En attendant l'apocalypse...

Pour l'instant, tout va bien.

Pas le moindre flocon en vue, les rues sont praticables, à peine reste-t-il quelques centimètres des dernières intempéries sur les toits, sur les branches, dans les recoins. Il gèle, certes. Mais la nuit est encore noire. Pour combien de temps encore ? Bientôt, le ciel virera au jaune, à l'ocre, et l'asphalte au blanc. Entre les deux, de grosses peluches zigzagueront lentement. La neige, quand elle se décide à tomber, ne semble pas pressée : les flocons se baladent, virevoltent de-ci de-là, remontent tout à coup, comme sur un coup de tête, dans un coup de vent. Il fera jour, d'un jour en sépia : le sol, le ciel, l'entre-deux, tous diffuseront la lumière des lampadaires, des phares, des néons. Il y fera clair comme dans une orange quand le soleil tape sur l'arbre, quand ses rayons percent la peau du fruit et en réchauffent les quartiers. Du moins, le piéton l'imaginera-t-il ainsi en avançant voûté, arqué, par réflexe. Pour ne pas se faire mouiller, il baissera la tête ; pour ne rien manquer du spectacle, il la relèvera. À cette oscillation verticale, le verglas ajoutera son incertitude latérale. La ville sera alors un grand magasin de jouet où danseront les culbutos, une grande banquise que traverseront des manchots.

Je viens de vérifier à la fenêtre : tout va bien encore.

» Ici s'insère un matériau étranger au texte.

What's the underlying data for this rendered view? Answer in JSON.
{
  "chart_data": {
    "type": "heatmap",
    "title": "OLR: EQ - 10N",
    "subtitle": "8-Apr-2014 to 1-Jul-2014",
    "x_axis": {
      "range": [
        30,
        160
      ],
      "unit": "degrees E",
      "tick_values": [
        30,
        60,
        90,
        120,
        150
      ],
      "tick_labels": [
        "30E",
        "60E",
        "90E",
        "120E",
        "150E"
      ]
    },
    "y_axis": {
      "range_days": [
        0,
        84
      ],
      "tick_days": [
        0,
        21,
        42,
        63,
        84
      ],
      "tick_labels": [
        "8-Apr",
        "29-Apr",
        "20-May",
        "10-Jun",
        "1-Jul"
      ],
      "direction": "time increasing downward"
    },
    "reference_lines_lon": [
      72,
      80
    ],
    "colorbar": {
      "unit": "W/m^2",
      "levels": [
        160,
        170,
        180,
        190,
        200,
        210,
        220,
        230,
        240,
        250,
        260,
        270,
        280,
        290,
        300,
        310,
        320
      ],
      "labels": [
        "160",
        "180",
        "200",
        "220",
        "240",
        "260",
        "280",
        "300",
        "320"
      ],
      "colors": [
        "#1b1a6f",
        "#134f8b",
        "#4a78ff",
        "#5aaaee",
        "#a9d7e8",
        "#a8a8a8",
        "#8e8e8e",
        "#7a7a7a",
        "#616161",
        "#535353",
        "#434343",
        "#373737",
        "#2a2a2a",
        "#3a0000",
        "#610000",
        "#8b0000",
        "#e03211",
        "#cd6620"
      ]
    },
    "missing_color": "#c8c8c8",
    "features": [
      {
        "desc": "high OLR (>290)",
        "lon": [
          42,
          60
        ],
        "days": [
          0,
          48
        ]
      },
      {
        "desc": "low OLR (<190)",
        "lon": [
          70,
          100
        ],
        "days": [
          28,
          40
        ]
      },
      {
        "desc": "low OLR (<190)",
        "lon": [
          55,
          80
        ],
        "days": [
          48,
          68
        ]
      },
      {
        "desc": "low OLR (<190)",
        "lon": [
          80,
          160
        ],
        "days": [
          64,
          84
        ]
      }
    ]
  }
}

Pas le moindre manchot en vue, pas de lumière féérique, la ville n'est pas encore enfermée dans cette orange rêvée, comme un monument dans sa boule à neige. Pourtant, demain, la fenêtre sera aveugle. On l'ouvrira sur un mur d'un blanc bleuté qu'on tâtera sans y croire. La main s'y enfoncera, on l'en retirera bien vite par peur de l'engelure. On montera vers les étages supérieurs, pour trouver une sortie. Au quatrième, au cinquième peut-être, on atteindra enfin la lumière. Dehors, ce sera un désert blanc, des dunes glacées, de loin en loin une oasis de cheminées et d'antennes de télévision, regroupées comme pour se tenir chaud. Pas âme qui vive. Alors on organisera le siège : les réserves sont maigres, mais les chocolats restant de Noël nous tiendront le mois. S'il fait vraiment trop froid, on videra la bibliothèque, on sauvera les livres et on brûlera le bois. On se blottira sous la couette pour se tenir chaud, on n'osera pas bouger, on lira toute la journée en attendant le dégel.

Je viens de vérifier à nouveau : tout persiste à aller bien.

Il faudra sans doute aller travailler demain, finalement. En attendant la prochaine Apocalypse...

Commentaires

1. Le jeudi 7 janvier 2010, 20:52 par FabriceD

Toujours rien...

2. Le vendredi 8 janvier 2010, 14:08 par Val

Ca sera peut-être pour demain, ou le jour d'après demain...

3. Le vendredi 8 janvier 2010, 20:09 par Monster Bill

Sans le "demain", aurait été particulièrement fin. Enfin, pour ceux que les références pourries n'effraient pas.